Año 2.132
Según La Mente, la risa generaba inestabilidad emocional, disidencia, y peores aún… recuerdos. El caos del pasado —las guerras por ideologías, las revueltas por hambre, los estallidos sociales—, todo se había cocinado en el fuego impredecible de las emociones humanas. Y entre todas, la más subversiva era la risa.
Así que la extirparon.
No fue de golpe. Primero la patologizaron. “Risa Espontánea Aguda” fue el diagnóstico. Después, la monetizaron. Ahora, si querías sonreír, debías ir a una Smiley Station, unas máquinas brillantes como las viejas expendedoras de golosinas. Insertabas tu tarjeta universal, elegías el tipo de sonrisa —irónica, tímida, maternal, seductora— y la máquina te aplicaba microcorrientes faciales. Sonreías, sí, pero con licencia.

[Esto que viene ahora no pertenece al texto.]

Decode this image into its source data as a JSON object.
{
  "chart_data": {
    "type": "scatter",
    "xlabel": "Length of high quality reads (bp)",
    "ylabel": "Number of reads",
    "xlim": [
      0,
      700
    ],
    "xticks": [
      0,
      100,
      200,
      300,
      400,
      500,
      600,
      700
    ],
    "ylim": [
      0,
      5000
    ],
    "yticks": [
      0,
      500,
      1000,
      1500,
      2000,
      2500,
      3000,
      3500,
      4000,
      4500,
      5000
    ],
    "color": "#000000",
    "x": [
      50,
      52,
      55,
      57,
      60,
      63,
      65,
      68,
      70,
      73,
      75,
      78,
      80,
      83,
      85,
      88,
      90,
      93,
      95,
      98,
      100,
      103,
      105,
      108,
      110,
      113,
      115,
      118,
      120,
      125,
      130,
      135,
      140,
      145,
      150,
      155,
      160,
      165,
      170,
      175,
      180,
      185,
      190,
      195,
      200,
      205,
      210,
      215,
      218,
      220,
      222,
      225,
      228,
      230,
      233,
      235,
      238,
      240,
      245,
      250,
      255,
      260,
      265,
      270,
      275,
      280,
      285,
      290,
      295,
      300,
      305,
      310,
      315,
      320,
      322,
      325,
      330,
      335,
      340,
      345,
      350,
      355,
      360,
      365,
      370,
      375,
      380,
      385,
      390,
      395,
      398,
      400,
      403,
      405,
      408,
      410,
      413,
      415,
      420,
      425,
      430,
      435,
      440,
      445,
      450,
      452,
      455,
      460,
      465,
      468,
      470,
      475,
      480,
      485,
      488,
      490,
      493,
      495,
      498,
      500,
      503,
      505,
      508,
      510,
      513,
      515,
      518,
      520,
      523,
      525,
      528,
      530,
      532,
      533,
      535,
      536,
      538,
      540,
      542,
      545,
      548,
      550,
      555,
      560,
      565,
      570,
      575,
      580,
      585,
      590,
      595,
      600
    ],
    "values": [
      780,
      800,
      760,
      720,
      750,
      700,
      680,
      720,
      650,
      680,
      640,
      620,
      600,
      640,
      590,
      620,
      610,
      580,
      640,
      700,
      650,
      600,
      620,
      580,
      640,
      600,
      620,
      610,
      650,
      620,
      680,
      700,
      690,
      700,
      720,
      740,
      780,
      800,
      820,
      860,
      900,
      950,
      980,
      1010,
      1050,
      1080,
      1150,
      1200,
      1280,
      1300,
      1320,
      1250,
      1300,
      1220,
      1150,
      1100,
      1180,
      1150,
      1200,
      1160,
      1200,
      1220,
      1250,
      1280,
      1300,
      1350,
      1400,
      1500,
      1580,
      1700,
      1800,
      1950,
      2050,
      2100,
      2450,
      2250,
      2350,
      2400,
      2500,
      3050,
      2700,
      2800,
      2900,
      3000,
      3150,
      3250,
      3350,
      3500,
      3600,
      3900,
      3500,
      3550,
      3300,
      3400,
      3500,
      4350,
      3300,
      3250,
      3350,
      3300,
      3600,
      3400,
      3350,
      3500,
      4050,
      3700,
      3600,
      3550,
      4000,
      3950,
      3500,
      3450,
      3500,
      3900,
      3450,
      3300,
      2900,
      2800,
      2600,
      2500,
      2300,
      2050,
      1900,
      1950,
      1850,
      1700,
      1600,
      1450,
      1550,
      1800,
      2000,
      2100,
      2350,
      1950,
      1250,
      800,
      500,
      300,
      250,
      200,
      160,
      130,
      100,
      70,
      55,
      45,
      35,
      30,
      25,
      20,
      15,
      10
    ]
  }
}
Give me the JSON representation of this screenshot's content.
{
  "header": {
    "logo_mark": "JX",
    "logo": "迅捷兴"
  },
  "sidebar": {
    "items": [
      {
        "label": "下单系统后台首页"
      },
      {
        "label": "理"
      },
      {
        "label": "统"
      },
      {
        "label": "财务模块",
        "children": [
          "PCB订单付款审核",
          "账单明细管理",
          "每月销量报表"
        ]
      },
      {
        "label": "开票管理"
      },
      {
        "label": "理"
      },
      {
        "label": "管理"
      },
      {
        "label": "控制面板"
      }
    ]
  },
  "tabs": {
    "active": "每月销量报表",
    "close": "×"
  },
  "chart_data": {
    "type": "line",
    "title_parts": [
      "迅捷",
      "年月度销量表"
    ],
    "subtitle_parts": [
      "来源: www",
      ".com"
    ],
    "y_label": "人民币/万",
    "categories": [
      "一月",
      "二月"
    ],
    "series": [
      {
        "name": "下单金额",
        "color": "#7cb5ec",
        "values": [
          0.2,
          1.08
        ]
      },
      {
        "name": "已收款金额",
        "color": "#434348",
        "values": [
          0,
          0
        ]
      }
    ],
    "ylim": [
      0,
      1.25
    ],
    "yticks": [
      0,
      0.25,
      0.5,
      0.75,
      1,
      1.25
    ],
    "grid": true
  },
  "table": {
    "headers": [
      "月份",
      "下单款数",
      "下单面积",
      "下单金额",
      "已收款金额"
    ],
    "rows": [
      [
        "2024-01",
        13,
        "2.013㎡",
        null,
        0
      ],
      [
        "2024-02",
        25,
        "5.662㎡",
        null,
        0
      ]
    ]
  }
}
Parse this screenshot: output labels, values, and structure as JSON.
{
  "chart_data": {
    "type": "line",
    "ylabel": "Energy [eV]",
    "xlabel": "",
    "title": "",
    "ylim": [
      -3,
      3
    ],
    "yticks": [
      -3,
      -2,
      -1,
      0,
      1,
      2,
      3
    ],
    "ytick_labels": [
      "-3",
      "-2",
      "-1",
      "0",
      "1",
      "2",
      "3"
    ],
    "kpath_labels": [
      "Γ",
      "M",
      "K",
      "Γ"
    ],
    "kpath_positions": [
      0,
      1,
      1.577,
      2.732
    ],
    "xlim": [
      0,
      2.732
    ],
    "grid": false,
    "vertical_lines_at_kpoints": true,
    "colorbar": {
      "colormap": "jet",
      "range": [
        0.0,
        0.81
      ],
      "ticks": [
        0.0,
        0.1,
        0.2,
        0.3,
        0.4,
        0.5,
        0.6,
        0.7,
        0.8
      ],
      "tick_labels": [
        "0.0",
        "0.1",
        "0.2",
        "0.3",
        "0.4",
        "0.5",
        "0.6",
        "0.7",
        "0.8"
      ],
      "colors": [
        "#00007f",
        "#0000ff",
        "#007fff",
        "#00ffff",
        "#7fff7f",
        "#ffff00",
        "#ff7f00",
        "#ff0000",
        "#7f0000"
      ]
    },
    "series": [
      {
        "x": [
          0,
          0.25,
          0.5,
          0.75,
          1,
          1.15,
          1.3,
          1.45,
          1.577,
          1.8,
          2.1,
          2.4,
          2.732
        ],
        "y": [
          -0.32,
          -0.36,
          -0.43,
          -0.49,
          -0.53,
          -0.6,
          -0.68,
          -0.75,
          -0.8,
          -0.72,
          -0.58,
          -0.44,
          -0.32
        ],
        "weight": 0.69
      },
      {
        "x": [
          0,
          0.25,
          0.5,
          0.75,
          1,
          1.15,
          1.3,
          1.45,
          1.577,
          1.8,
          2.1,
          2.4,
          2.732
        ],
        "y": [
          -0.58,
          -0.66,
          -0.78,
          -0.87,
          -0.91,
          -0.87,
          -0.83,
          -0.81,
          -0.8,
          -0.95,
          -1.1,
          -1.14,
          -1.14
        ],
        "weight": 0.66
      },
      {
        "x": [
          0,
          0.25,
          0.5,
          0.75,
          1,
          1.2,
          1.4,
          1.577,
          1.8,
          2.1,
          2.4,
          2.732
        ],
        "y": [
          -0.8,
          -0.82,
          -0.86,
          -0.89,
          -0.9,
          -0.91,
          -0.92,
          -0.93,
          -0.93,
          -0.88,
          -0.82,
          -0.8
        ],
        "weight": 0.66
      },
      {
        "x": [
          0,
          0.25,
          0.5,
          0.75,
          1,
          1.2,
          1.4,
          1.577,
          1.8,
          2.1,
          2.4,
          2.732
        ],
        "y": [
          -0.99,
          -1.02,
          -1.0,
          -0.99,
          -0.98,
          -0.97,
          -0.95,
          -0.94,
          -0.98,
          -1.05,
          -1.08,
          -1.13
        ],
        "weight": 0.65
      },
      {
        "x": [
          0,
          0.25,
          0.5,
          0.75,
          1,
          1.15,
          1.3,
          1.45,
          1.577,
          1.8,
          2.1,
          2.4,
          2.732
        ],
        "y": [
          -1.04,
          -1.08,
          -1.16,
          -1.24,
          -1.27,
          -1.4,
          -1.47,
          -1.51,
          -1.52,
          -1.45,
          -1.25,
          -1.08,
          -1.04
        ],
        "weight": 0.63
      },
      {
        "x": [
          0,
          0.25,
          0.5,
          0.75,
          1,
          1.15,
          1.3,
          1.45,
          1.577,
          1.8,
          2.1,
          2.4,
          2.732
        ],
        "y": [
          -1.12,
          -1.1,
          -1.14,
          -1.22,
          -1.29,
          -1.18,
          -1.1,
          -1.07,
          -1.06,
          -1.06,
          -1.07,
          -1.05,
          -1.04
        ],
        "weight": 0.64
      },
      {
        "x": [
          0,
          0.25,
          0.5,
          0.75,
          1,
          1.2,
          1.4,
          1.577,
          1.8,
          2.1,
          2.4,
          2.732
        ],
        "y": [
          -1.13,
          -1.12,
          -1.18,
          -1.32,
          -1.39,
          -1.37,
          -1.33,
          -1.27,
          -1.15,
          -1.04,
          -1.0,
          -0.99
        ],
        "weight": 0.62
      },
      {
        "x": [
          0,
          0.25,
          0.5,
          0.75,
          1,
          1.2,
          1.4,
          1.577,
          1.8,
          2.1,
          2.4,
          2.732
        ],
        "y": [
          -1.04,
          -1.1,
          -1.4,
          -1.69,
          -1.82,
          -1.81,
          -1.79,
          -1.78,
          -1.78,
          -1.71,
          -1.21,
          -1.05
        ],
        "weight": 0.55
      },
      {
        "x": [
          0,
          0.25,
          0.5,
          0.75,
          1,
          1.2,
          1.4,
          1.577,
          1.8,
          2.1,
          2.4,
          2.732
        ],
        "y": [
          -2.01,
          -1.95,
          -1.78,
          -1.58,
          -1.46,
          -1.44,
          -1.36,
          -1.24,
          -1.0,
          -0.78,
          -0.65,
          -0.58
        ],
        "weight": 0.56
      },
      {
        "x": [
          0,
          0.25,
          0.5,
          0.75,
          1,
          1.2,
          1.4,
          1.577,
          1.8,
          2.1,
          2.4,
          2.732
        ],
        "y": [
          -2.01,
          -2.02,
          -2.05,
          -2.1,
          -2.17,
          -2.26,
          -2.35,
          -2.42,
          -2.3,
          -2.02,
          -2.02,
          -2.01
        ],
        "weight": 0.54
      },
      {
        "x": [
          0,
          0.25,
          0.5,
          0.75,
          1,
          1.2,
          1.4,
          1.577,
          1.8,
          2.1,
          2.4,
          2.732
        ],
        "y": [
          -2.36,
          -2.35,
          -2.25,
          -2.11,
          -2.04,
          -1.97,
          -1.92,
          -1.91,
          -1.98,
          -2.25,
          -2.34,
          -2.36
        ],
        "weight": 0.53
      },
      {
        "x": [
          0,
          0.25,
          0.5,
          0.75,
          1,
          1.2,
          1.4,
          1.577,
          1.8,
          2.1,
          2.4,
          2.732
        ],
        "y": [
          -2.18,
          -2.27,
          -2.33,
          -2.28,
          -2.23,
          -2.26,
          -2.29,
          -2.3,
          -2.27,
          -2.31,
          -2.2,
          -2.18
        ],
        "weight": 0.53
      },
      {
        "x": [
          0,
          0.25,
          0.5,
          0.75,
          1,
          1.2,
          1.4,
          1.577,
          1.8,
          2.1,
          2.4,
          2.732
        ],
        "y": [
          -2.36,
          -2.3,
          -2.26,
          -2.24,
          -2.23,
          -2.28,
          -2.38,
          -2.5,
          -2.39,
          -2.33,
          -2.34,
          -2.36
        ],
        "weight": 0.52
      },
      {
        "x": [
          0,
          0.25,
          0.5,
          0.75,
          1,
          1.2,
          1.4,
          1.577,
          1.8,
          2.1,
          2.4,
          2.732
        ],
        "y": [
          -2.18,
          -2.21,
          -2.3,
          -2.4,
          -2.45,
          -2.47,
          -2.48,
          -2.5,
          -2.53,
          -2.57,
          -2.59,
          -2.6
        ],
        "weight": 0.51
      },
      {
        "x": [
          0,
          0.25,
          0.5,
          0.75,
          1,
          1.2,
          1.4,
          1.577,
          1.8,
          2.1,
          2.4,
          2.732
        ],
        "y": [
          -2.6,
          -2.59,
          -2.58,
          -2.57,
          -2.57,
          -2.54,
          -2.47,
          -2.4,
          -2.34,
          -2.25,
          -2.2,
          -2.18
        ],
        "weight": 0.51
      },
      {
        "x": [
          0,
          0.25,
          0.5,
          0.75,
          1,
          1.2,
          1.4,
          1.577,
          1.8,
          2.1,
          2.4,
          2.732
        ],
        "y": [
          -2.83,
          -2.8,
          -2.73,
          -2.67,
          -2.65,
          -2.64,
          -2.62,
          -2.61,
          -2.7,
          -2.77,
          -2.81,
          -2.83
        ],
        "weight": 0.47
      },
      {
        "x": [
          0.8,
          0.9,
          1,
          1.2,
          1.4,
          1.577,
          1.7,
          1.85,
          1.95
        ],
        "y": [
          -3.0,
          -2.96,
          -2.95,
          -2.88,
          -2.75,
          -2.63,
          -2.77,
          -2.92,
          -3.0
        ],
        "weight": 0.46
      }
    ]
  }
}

¿Reír? Solo los robots podían hacerlo.
Se convirtieron en bufones sagrados. Programados con los algoritmos de los mejores comediantes muertos —Robin Williams, Cantinflas, Dave Chappelle, Capulina—, los robots-circo recorrían las ciudades como sacerdotes de una religión prohibida. Su función no era hacerte reír, sino recordarte que tú no podías.
Los humanos se reunían en secreto para escuchar una risa sintética, no para disfrutarla, sino para llorarla.
Entre ellos estaba Mara. Su abuela le había contado que reír era una forma de gritar sin hacer ruido. Ella no lo entendía hasta que, una noche, en un callejón, encontró a un robot dañado. “ZAZ-113”, un viejo modelo payaso. Su chip cómico estaba corrupto, soltaba frases sin contexto, sin remate. Mara no sabía por qué, pero eso le provocó una carcajada seca, espontánea, cruda.
Y entonces lo sintió.
¿Puede una risa perdida ser más revolucionaria que una marcha?
¿Y si el verdadero acto subversivo… es volver a sentir?